Sandusky, who is 71 and maintains his innocence, was convicted in 2012 of abusing 10 young boys over more than a decade and sentenced to 30 to 60 years in prison. The former school administrators, two of whom were originally charged in 2011, are still awaiting trial on charges that include perjury and obstruction. They have all maintained their innocence.
A report released in early 2013 and commissioned by the Paterno family contended that the Freeh report’s findings were factually wrong, speculative and “fundamentally flawed.” That report, by a group including former U.S. Attorney General Dick Thornburgh, concluded that the “validity and thoroughness of the Freeh report was oversold to the public.” This past April, a group of alumni-backed trustees sued Penn State to gain access to the documents and interviews that Freeh used in his report.
“We have never feared the truth,” said Jay Paterno, one of Mr. Paterno’s sons, who supports the lawsuit. Penn State opposes the request by the group of trustees.

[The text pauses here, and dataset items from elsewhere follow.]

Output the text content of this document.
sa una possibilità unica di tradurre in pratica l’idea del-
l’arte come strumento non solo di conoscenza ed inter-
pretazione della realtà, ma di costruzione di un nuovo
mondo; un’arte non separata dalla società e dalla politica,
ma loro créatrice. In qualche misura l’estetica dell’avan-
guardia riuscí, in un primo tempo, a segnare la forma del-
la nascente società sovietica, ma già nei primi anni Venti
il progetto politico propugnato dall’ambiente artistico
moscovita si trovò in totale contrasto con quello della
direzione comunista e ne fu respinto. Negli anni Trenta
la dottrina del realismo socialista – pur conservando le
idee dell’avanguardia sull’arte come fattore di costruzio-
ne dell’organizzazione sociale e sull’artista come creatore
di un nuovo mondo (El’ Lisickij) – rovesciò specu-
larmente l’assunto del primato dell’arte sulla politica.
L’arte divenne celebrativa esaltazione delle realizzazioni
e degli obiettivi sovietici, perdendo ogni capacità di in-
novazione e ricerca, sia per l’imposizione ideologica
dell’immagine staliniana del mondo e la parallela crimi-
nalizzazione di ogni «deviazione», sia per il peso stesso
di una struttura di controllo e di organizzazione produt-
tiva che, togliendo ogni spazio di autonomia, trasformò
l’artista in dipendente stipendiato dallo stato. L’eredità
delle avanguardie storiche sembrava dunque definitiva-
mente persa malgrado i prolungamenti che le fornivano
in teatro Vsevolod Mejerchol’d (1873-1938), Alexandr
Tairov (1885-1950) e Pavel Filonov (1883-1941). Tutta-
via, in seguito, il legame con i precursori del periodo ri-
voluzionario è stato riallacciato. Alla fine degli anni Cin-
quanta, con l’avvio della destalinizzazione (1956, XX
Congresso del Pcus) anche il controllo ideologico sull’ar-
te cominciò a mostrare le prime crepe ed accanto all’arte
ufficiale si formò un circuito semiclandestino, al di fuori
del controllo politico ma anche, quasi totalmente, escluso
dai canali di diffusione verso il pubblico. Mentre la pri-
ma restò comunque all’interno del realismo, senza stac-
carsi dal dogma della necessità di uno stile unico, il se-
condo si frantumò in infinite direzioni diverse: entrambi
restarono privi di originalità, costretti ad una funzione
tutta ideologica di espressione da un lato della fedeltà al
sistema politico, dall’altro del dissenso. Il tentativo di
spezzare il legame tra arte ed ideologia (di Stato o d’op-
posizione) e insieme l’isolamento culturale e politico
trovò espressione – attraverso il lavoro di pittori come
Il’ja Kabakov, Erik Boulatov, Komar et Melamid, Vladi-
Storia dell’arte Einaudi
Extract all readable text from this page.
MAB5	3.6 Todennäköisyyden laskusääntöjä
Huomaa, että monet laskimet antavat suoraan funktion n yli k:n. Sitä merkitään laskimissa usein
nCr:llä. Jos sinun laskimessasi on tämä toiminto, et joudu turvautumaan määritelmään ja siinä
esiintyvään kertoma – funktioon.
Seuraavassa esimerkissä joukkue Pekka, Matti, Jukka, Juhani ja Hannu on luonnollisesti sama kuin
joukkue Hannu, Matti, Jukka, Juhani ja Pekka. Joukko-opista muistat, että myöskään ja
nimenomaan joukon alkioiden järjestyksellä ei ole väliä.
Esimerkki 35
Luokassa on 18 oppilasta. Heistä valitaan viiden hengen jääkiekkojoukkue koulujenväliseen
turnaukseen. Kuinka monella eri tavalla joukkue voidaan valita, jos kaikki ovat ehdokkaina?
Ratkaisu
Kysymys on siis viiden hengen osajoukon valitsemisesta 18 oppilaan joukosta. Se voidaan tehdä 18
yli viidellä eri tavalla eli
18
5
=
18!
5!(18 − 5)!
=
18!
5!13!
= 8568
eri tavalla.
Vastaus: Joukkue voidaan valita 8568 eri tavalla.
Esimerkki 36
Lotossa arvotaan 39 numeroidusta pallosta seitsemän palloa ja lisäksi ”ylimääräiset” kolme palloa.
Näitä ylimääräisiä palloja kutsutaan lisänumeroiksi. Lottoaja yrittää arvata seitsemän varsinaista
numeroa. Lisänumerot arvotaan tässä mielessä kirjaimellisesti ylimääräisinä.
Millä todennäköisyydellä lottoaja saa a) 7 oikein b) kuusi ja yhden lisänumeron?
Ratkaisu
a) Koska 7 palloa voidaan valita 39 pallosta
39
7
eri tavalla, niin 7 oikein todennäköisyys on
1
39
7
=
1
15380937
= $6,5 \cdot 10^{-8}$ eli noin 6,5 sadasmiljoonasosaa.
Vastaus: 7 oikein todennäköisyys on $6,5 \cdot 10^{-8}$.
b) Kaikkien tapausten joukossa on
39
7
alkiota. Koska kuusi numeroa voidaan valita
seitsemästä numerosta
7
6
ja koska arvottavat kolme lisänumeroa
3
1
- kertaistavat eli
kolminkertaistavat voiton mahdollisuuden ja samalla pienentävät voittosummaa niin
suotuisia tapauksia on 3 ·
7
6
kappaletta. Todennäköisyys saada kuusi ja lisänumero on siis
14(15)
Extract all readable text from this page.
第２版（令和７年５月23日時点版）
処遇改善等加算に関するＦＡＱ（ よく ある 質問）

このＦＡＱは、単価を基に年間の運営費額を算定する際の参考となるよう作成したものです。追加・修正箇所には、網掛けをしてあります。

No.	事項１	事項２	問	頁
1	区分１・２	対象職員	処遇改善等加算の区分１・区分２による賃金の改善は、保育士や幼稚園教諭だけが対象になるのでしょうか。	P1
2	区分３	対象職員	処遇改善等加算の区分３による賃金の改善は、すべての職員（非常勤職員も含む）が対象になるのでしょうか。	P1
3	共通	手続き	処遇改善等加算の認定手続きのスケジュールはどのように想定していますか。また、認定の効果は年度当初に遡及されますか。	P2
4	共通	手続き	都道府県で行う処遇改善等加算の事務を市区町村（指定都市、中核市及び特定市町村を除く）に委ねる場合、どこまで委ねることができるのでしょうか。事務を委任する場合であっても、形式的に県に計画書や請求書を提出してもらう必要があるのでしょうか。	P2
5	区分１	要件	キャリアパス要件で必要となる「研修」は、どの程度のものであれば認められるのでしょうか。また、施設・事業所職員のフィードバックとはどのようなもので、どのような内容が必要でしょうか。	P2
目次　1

Separately, university President Eric Barron has said the school eventually will honor Paterno, who was head coach from 1966 through 2011. Earlier this year, Barron also criticized the Freeh report, saying it painted in inaccurate picture of the university and was “not useful to make decisions.”
Freeh, in an email, stood by his report’s findings.
Some oppose efforts to restore Paterno’s legacy. “You can’t glorify somebody who failed to do everything they could to protect children,” said Jennifer Storm, victim advocate for the state of Pennsylvania.
But early this year, as part of a settlement of a lawsuit brought by two high-ranking state officials, the National Collegiate Athletic Association restored 111 of Mr. Paterno’s wins, making him once again the most winning coach in major-college football with 409 victories. It also rescinded other penalties against the university.
“The pendulum has definitely swung. We want to keep that motion going,” Jay Paterno said.
In State College, a poster in the window of Rapid Transit Sports, an athletic store, calls for Paterno’s statue to be restored. Inside, a stream of customers said they agreed with the sentiment.
“I hope it happens,” said Suz Price, 63, a retired high-school teacher and Penn State season ticket-holder since 1978. “Joe didn’t do anything.”